NIGHT GAMES: STORIES
Robert Currie.
Volume 11 Number 5.
Twelve linked stories give us the growing-up of a decent and sensitive boy, Steve Campbell, in a tough neighbourhood of Moose Jaw. The period is the fifties, when adolescent life was lived as intensely as now, though without the literary models provided by a book such as this, which follows the contemporary thrust in juvenile fiction to lay strong themes before young readers. Here it is-sexual awakening. Sex occupies a large place in the minds of Steve and his friends and dominates the content of most of the stories. The title expresses the natural, playful quality of boyhood and also the prurience inescapably associated, it seems, with the gaining of sexual knowledge. The plots do not involve extreme actions: there are no rapes or gang fights; no one dies, no girl aborts. In a sketchy adult section, Steve is put through marriage failure and then the recovery of affection. This book has a good heart.

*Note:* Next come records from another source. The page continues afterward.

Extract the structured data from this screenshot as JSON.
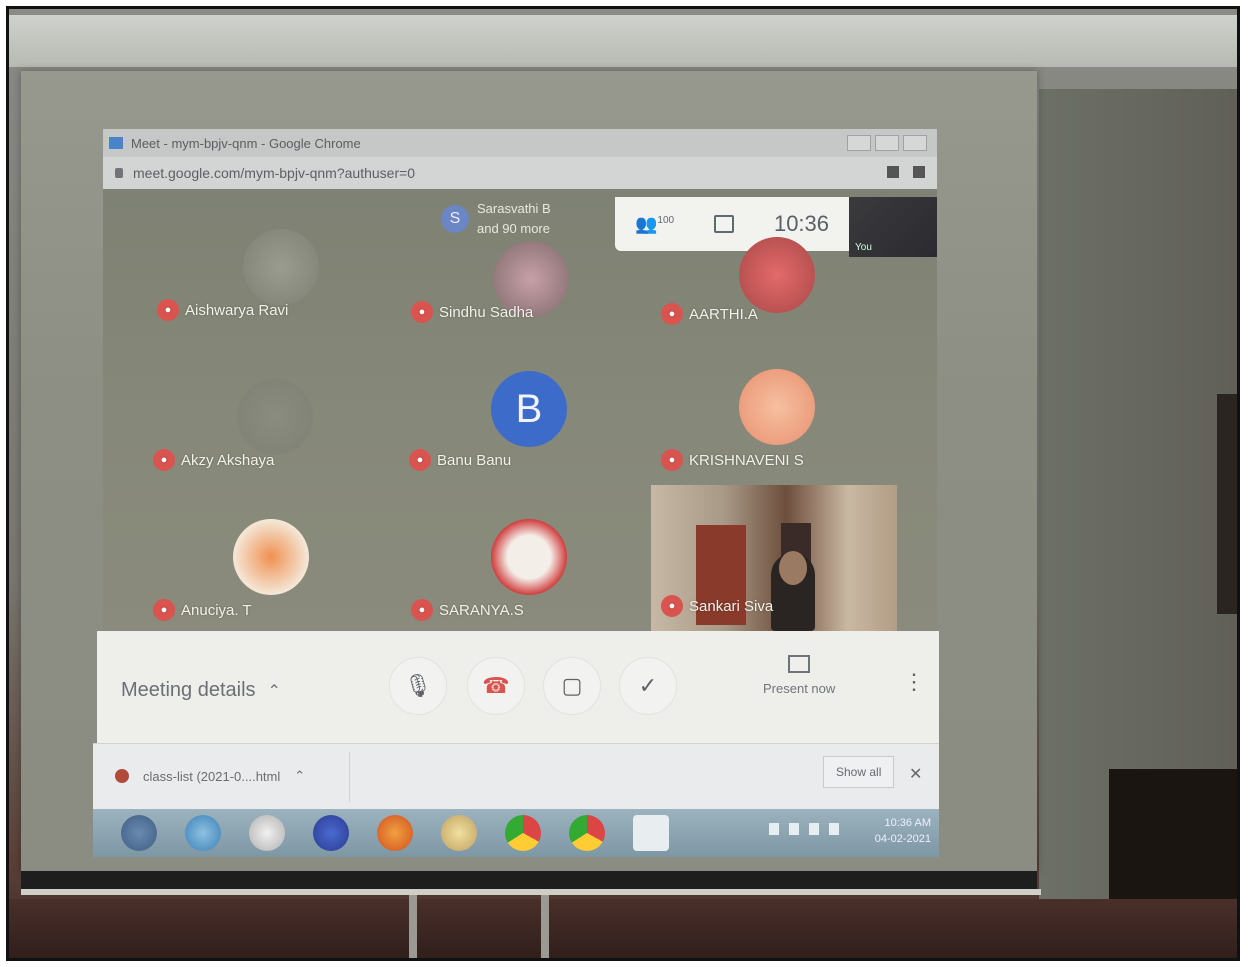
{
  "browser": {
    "title": "Meet - mym-bpjv-qnm - Google Chrome",
    "url": "meet.google.com/mym-bpjv-qnm?authuser=0"
  },
  "meet": {
    "presenter_initial": "S",
    "presenter_text_1": "Sarasvathi B",
    "presenter_text_2": "and 90 more",
    "participant_count": "100",
    "time": "10:36",
    "you_label": "You",
    "banu_initial": "B",
    "participants": [
      {
        "name": "Aishwarya Ravi"
      },
      {
        "name": "Sindhu Sadha"
      },
      {
        "name": "AARTHI.A"
      },
      {
        "name": "Akzy Akshaya"
      },
      {
        "name": "Banu Banu"
      },
      {
        "name": "KRISHNAVENI S"
      },
      {
        "name": "Anuciya. T"
      },
      {
        "name": "SARANYA.S"
      },
      {
        "name": "Sankari Siva"
      }
    ]
  },
  "controls": {
    "meeting_details": "Meeting details",
    "present_now": "Present now"
  },
  "download": {
    "file": "class-list (2021-0....html",
    "show_all": "Show all"
  },
  "taskbar": {
    "clock_time": "10:36 AM",
    "clock_date": "04-02-2021"
  },
  "colors": {
    "mute_red": "#d9534f",
    "avatar_blue": "#3d6bc9"
  }
}
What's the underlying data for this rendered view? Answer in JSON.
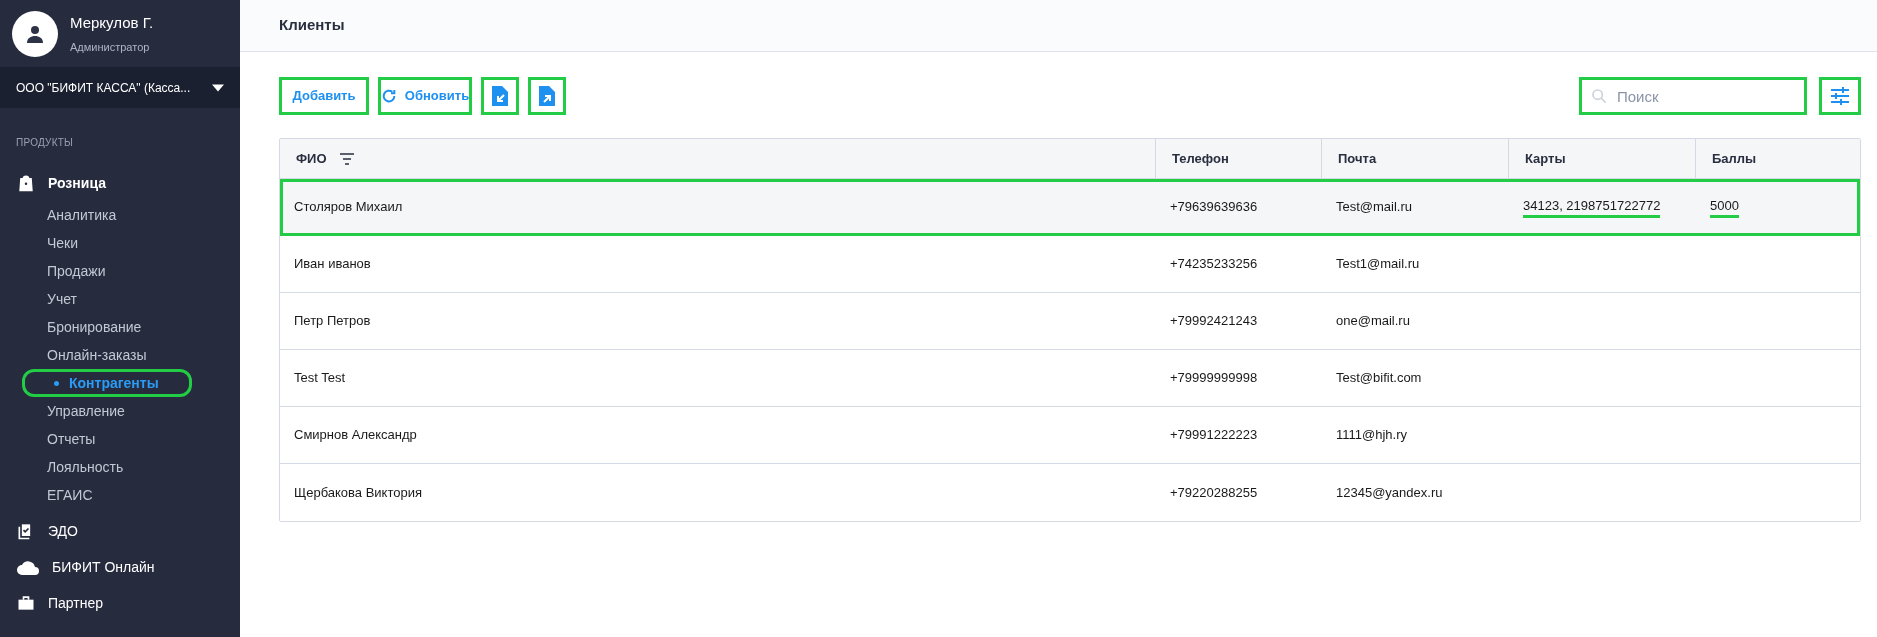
{
  "user": {
    "name": "Меркулов Г.",
    "role": "Администратор"
  },
  "company": {
    "label": "ООО \"БИФИТ КАССА\" (Касса..."
  },
  "sidebar": {
    "section": "ПРОДУКТЫ",
    "items": [
      {
        "label": "Розница",
        "expanded": true,
        "children": [
          {
            "label": "Аналитика",
            "selected": false,
            "highlighted": false
          },
          {
            "label": "Чеки",
            "selected": false,
            "highlighted": false
          },
          {
            "label": "Продажи",
            "selected": false,
            "highlighted": false
          },
          {
            "label": "Учет",
            "selected": false,
            "highlighted": false
          },
          {
            "label": "Бронирование",
            "selected": false,
            "highlighted": false
          },
          {
            "label": "Онлайн-заказы",
            "selected": false,
            "highlighted": false
          },
          {
            "label": "Контрагенты",
            "selected": true,
            "highlighted": true
          },
          {
            "label": "Управление",
            "selected": false,
            "highlighted": false
          },
          {
            "label": "Отчеты",
            "selected": false,
            "highlighted": false
          },
          {
            "label": "Лояльность",
            "selected": false,
            "highlighted": false
          },
          {
            "label": "ЕГАИС",
            "selected": false,
            "highlighted": false
          }
        ]
      },
      {
        "label": "ЭДО",
        "expanded": false
      },
      {
        "label": "БИФИТ Онлайн",
        "expanded": false
      },
      {
        "label": "Партнер",
        "expanded": false
      }
    ]
  },
  "page_title": "Клиенты",
  "toolbar": {
    "buttons": [
      {
        "kind": "text",
        "label": "Добавить",
        "highlighted": true
      },
      {
        "kind": "refresh",
        "label": "Обновить",
        "highlighted": true
      },
      {
        "kind": "import",
        "highlighted": true
      },
      {
        "kind": "export",
        "highlighted": true
      }
    ],
    "search": {
      "placeholder": "Поиск",
      "highlighted": true
    },
    "settings": {
      "highlighted": true
    }
  },
  "table": {
    "columns": [
      "ФИО",
      "Телефон",
      "Почта",
      "Карты",
      "Баллы"
    ],
    "rows": [
      {
        "cells": [
          "Столяров Михаил",
          "+79639639636",
          "Test@mail.ru",
          "34123, 2198751722772",
          "5000"
        ],
        "highlighted": true
      },
      {
        "cells": [
          "Иван иванов",
          "+74235233256",
          "Test1@mail.ru",
          "",
          ""
        ],
        "highlighted": false
      },
      {
        "cells": [
          "Петр Петров",
          "+79992421243",
          "one@mail.ru",
          "",
          ""
        ],
        "highlighted": false
      },
      {
        "cells": [
          "Test Test",
          "+79999999998",
          "Test@bifit.com",
          "",
          ""
        ],
        "highlighted": false
      },
      {
        "cells": [
          "Смирнов Александр",
          "+79991222223",
          "1111@hjh.ry",
          "",
          ""
        ],
        "highlighted": false
      },
      {
        "cells": [
          "Щербакова Виктория",
          "+79220288255",
          "12345@yandex.ru",
          "",
          ""
        ],
        "highlighted": false
      }
    ]
  }
}
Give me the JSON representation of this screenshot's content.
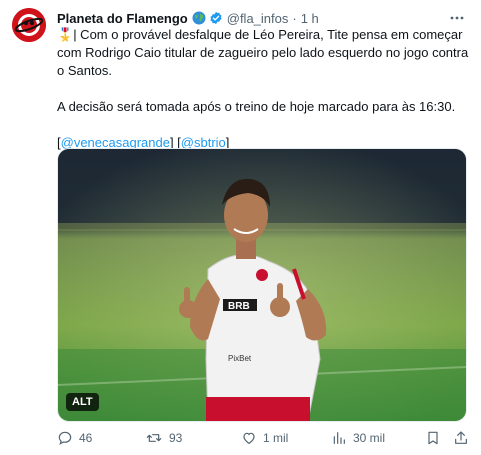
{
  "author": {
    "display_name": "Planeta do Flamengo",
    "handle": "@fla_infos",
    "separator": "·",
    "time": "1 h"
  },
  "tweet": {
    "line1_emoji": "🎖️",
    "para1": "| Com o provável desfalque de Léo Pereira, Tite pensa em começar com Rodrigo Caio titular de zagueiro pelo lado esquerdo no jogo contra o Santos.",
    "para2": "A decisão será tomada após o treino de hoje marcado para às 16:30.",
    "credit_open": "[",
    "credit_link1": "@venecasagrande",
    "credit_mid": "] [",
    "credit_link2": "@sbtrio",
    "credit_close": "]"
  },
  "media": {
    "alt_label": "ALT",
    "shirt_sponsor": "PixBet",
    "shirt_text2": "BRB"
  },
  "actions": {
    "replies": "46",
    "retweets": "93",
    "likes": "1 mil",
    "views": "30 mil"
  },
  "colors": {
    "accent": "#1d9bf0",
    "muted": "#536471",
    "avatar_red": "#d0121b"
  },
  "icons": {
    "avatar": "avatar-icon",
    "globe": "globe-icon",
    "verified": "verified-badge-icon",
    "more": "more-icon",
    "reply": "reply-icon",
    "retweet": "retweet-icon",
    "like": "heart-icon",
    "views": "views-icon",
    "bookmark": "bookmark-icon",
    "share": "share-icon"
  }
}
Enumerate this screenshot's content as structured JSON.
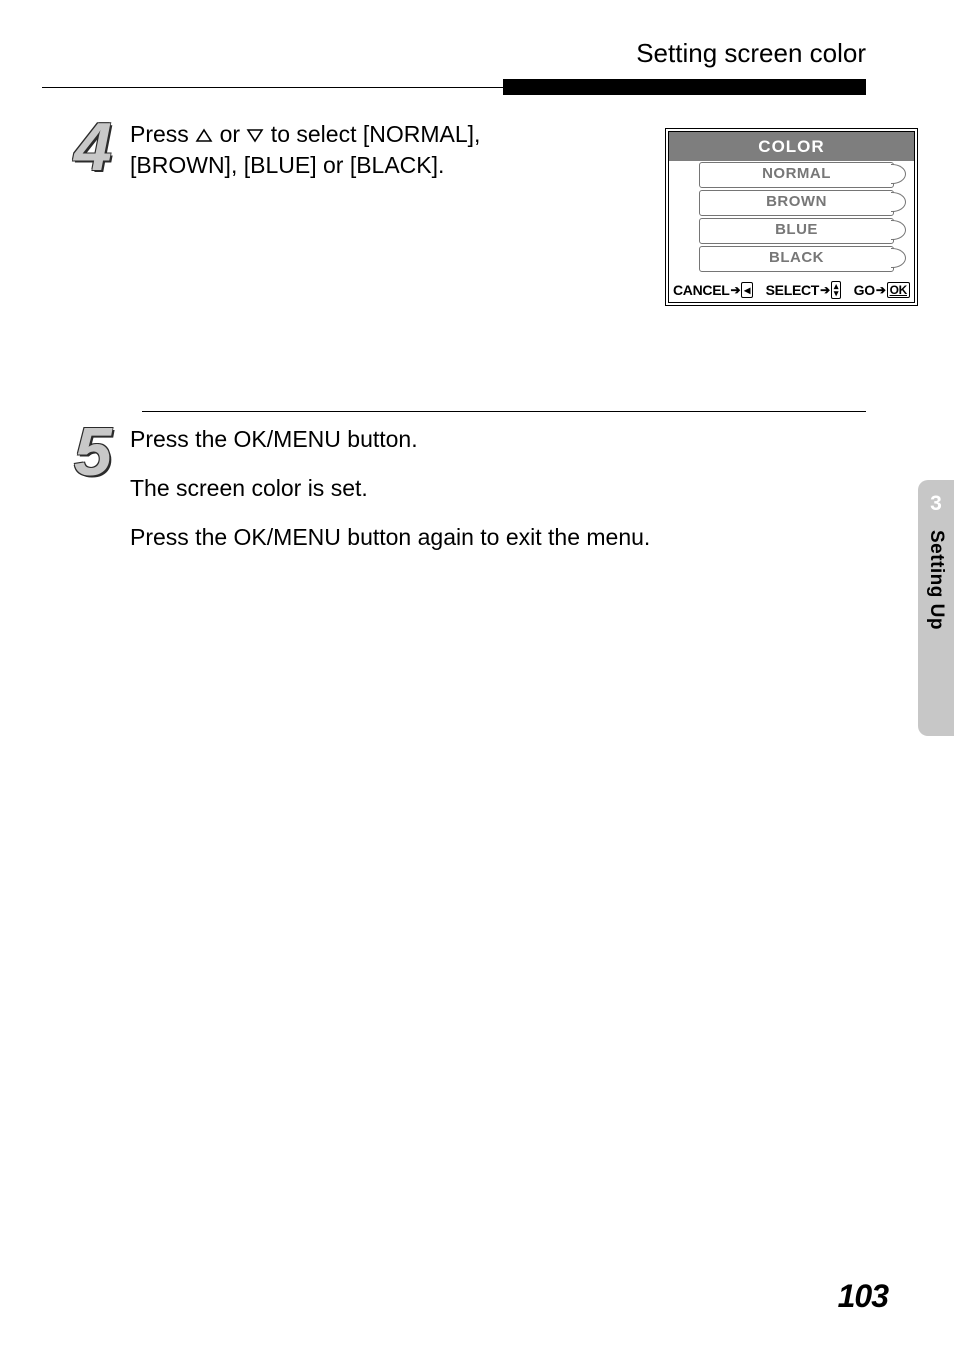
{
  "header": {
    "title": "Setting screen color"
  },
  "side_tab": {
    "chapter": "3",
    "label": "Setting Up"
  },
  "page_number": "103",
  "step4": {
    "number": "4",
    "press": "Press ",
    "or": " or ",
    "select_text": " to select [NORMAL], [BROWN], [BLUE] or [BLACK]."
  },
  "screen": {
    "title": "COLOR",
    "items": [
      "NORMAL",
      "BROWN",
      "BLUE",
      "BLACK"
    ],
    "hints": {
      "cancel": "CANCEL",
      "select": "SELECT",
      "go": "GO",
      "ok": "OK"
    }
  },
  "step5": {
    "number": "5",
    "line1": "Press the OK/MENU button.",
    "line2": "The screen color is set.",
    "line3": "Press the OK/MENU button again to exit the menu."
  }
}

The author himself grew up in the South Hill area of Moose Jaw, and fidelity to experience may explain the personal tone and relatively unsensational content. But Robert Currie is a published poet, and these stories indicate a taste for expressing meaning by implication. In the best of them it is the internal action that matters, the changes in Steve's perceptions, and not the external action. Ordinarily intelligent and sensitive boys and girls, like Steve Campbell himself, will value and understand this distinction and learn to see it as a literary technique as well. Consequently, this is a highly "teachable" set of stories.